Investors are looking to the reopening of economies from Japan to Australia and the U.S. to provide impetus to global stock markets, which remain about 30% higher than the March lows.
China’s yuan plummets at its lowest since 2008 after the increasing acrimony drove the currency to a seven-month low on Friday.
The dollar was steady, and crude oil added to last week’s strong advance.
Construction and industrial-goods shares led a broad advance in the Euro Stoxx Index.
Bayer AG leaped almost 8% as it resolves cancer lawsuits.
In Asia, Hong Kong shares inched higher after Friday’s slump, following police clashes at the weekend with protesters rallying against China’s attack on dissidents.
Benchmarks in Tokyo and Sydney led advances in the region’s stocks.
China’s yuan plummets at its lowest since 2008 after the increasing acrimony drove the currency to a seven-month low on Friday. A benchmark of emerging-market stocks headed for its first rise in three sessions.
A rise in a gauge of German business expectations provided another glimmer of hope for equity bulls.

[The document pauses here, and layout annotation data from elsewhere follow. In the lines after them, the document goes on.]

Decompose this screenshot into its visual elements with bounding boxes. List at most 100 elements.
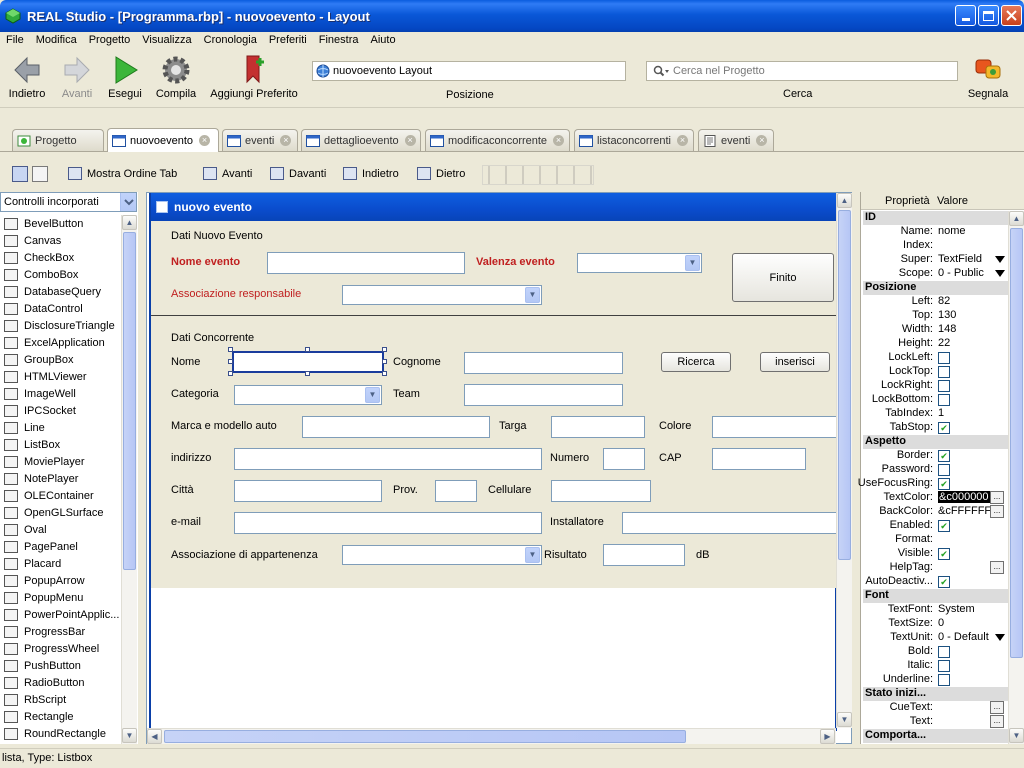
input-citta[interactable] <box>234 480 382 502</box>
scroll-thumb[interactable] <box>123 232 136 570</box>
tab-nuovoevento[interactable]: nuovoevento × <box>107 128 219 152</box>
run-button[interactable]: Esegui <box>106 54 144 100</box>
control-item[interactable]: RbScript <box>0 691 121 708</box>
input-prov[interactable] <box>435 480 477 502</box>
dropdown-arrow-icon[interactable] <box>995 634 1005 641</box>
control-item[interactable]: Line <box>0 419 121 436</box>
checkbox[interactable] <box>938 380 950 392</box>
checkbox[interactable] <box>938 394 950 406</box>
control-item[interactable]: HTMLViewer <box>0 368 121 385</box>
section-appearance[interactable]: Aspetto <box>863 435 1009 449</box>
input-team[interactable] <box>464 384 623 406</box>
prop-top[interactable]: Top: 130 <box>863 309 1009 323</box>
control-item[interactable]: IPCSocket <box>0 402 121 419</box>
control-item[interactable]: PagePanel <box>0 538 121 555</box>
ellipsis-button[interactable]: ... <box>990 491 1004 504</box>
tab-eventi-code[interactable]: eventi × <box>698 129 774 151</box>
scroll-up-icon[interactable]: ▲ <box>1009 211 1024 226</box>
prop-width[interactable]: Width: 148 <box>863 323 1009 337</box>
select-associazione-appartenenza[interactable]: ▼ <box>342 545 542 565</box>
ellipsis-button[interactable]: ... <box>990 701 1004 714</box>
inserisci-button[interactable]: inserisci <box>760 352 830 372</box>
prop-name[interactable]: Name: nome <box>863 225 1009 239</box>
tab-eventi[interactable]: eventi × <box>222 129 298 151</box>
checkbox[interactable] <box>938 464 950 476</box>
section-font[interactable]: Font <box>863 589 1009 603</box>
prop-text[interactable]: Text:... <box>863 715 1009 729</box>
design-window[interactable]: nuovo evento Dati Nuovo Evento Nome even… <box>149 193 837 731</box>
prop-lockleft[interactable]: LockLeft: <box>863 351 1009 365</box>
input-cap[interactable] <box>712 448 806 470</box>
editor-vertical-scrollbar[interactable]: ▲ ▼ <box>836 193 852 728</box>
input-colore[interactable] <box>712 416 837 438</box>
scroll-down-icon[interactable]: ▼ <box>837 712 852 727</box>
prop-left[interactable]: Left: 82 <box>863 295 1009 309</box>
control-item[interactable]: PopupArrow <box>0 572 121 589</box>
control-item[interactable]: OpenGLSurface <box>0 504 121 521</box>
checkbox[interactable]: ✔ <box>938 422 950 434</box>
checkbox[interactable] <box>938 366 950 378</box>
view-code-icon[interactable] <box>32 166 48 182</box>
control-item[interactable]: OLEContainer <box>0 487 121 504</box>
control-item[interactable]: ProgressWheel <box>0 640 121 657</box>
ricerca-button[interactable]: Ricerca <box>661 352 731 372</box>
control-item[interactable]: CheckBox <box>0 249 121 266</box>
input-installatore[interactable] <box>622 512 837 534</box>
input-numero[interactable] <box>603 448 645 470</box>
input-indirizzo[interactable] <box>234 448 542 470</box>
send-to-back-button[interactable]: Dietro <box>417 167 465 180</box>
prop-locktop[interactable]: LockTop: <box>863 365 1009 379</box>
maximize-button[interactable] <box>978 5 999 26</box>
forward-button[interactable]: Avanti <box>58 54 96 100</box>
prop-format[interactable]: Format: <box>863 533 1009 547</box>
input-cognome[interactable] <box>464 352 623 374</box>
send-backward-button[interactable]: Indietro <box>343 167 399 180</box>
scroll-thumb[interactable] <box>1010 228 1023 658</box>
control-item[interactable]: Oval <box>0 521 121 538</box>
prop-cuetext[interactable]: CueText:... <box>863 701 1009 715</box>
prop-index[interactable]: Index: <box>863 239 1009 253</box>
ellipsis-button[interactable]: ... <box>990 561 1004 574</box>
prop-enabled[interactable]: Enabled: ✔ <box>863 519 1009 533</box>
control-item[interactable]: BevelButton <box>0 215 121 232</box>
bring-forward-button[interactable]: Avanti <box>203 167 252 180</box>
resize-handle[interactable] <box>228 359 233 364</box>
build-button[interactable]: Compila <box>155 54 197 100</box>
close-tab-icon[interactable]: × <box>199 135 210 146</box>
control-item[interactable]: PopupMenu <box>0 589 121 606</box>
prop-height[interactable]: Height: 22 <box>863 337 1009 351</box>
scroll-thumb[interactable] <box>838 210 851 560</box>
control-item[interactable]: MoviePlayer <box>0 453 121 470</box>
prop-visible[interactable]: Visible: ✔ <box>863 547 1009 561</box>
menu-progetto[interactable]: Progetto <box>83 32 137 48</box>
controls-category-select[interactable]: Controlli incorporati <box>0 192 137 212</box>
section-position[interactable]: Posizione <box>863 281 1009 295</box>
control-item[interactable]: ExcelApplication <box>0 334 121 351</box>
prop-backcolor[interactable]: BackColor: &cFFFFFF... <box>863 505 1009 519</box>
search-field[interactable]: Cerca nel Progetto <box>646 61 958 81</box>
scroll-down-icon[interactable]: ▼ <box>1009 728 1024 743</box>
resize-handle[interactable] <box>382 347 387 352</box>
input-email[interactable] <box>234 512 542 534</box>
control-item[interactable]: ProgressBar <box>0 623 121 640</box>
input-targa[interactable] <box>551 416 645 438</box>
control-item[interactable]: GroupBox <box>0 351 121 368</box>
menu-visualizza[interactable]: Visualizza <box>136 32 197 48</box>
section-initial-state[interactable]: Stato inizi... <box>863 687 1009 701</box>
prop-tabindex[interactable]: TabIndex: 1 <box>863 407 1009 421</box>
control-item[interactable]: ListBox <box>0 436 121 453</box>
select-categoria[interactable]: ▼ <box>234 385 382 405</box>
prop-super[interactable]: Super: TextField <box>863 253 1009 267</box>
close-tab-icon[interactable]: × <box>280 135 292 146</box>
control-item[interactable]: Canvas <box>0 232 121 249</box>
input-nome-evento[interactable] <box>267 252 465 274</box>
report-button[interactable]: Segnala <box>966 54 1010 100</box>
controls-scrollbar[interactable]: ▲ ▼ <box>121 215 137 744</box>
prop-scope[interactable]: Scope: 0 - Public <box>863 267 1009 281</box>
control-item[interactable]: RoundRectangle <box>0 725 121 742</box>
minimize-button[interactable] <box>955 5 976 26</box>
control-item[interactable]: ComboBox <box>0 266 121 283</box>
control-item[interactable]: RadioButton <box>0 674 121 691</box>
select-associazione-responsabile[interactable]: ▼ <box>342 285 542 305</box>
resize-handle[interactable] <box>228 347 233 352</box>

How the market will play out in cumulative months hinges on disparities between the west and the east but focus should remain on a recovering economy as Big Pharma races to come up with a vaccine to contain COVID19.
One big threat to the recovery in markets is the escalating war of words between the U.S. and China,” said Shane Oliver, head of investment strategy at AMP Capital Investors Ltd. in Sydney.
The main focus will likely remain on continuing evidence that the number of new Covid-19 cases is slowing in developed countries, progress towards medical solutions, the reopening of economies and signs that economic activity is picking up.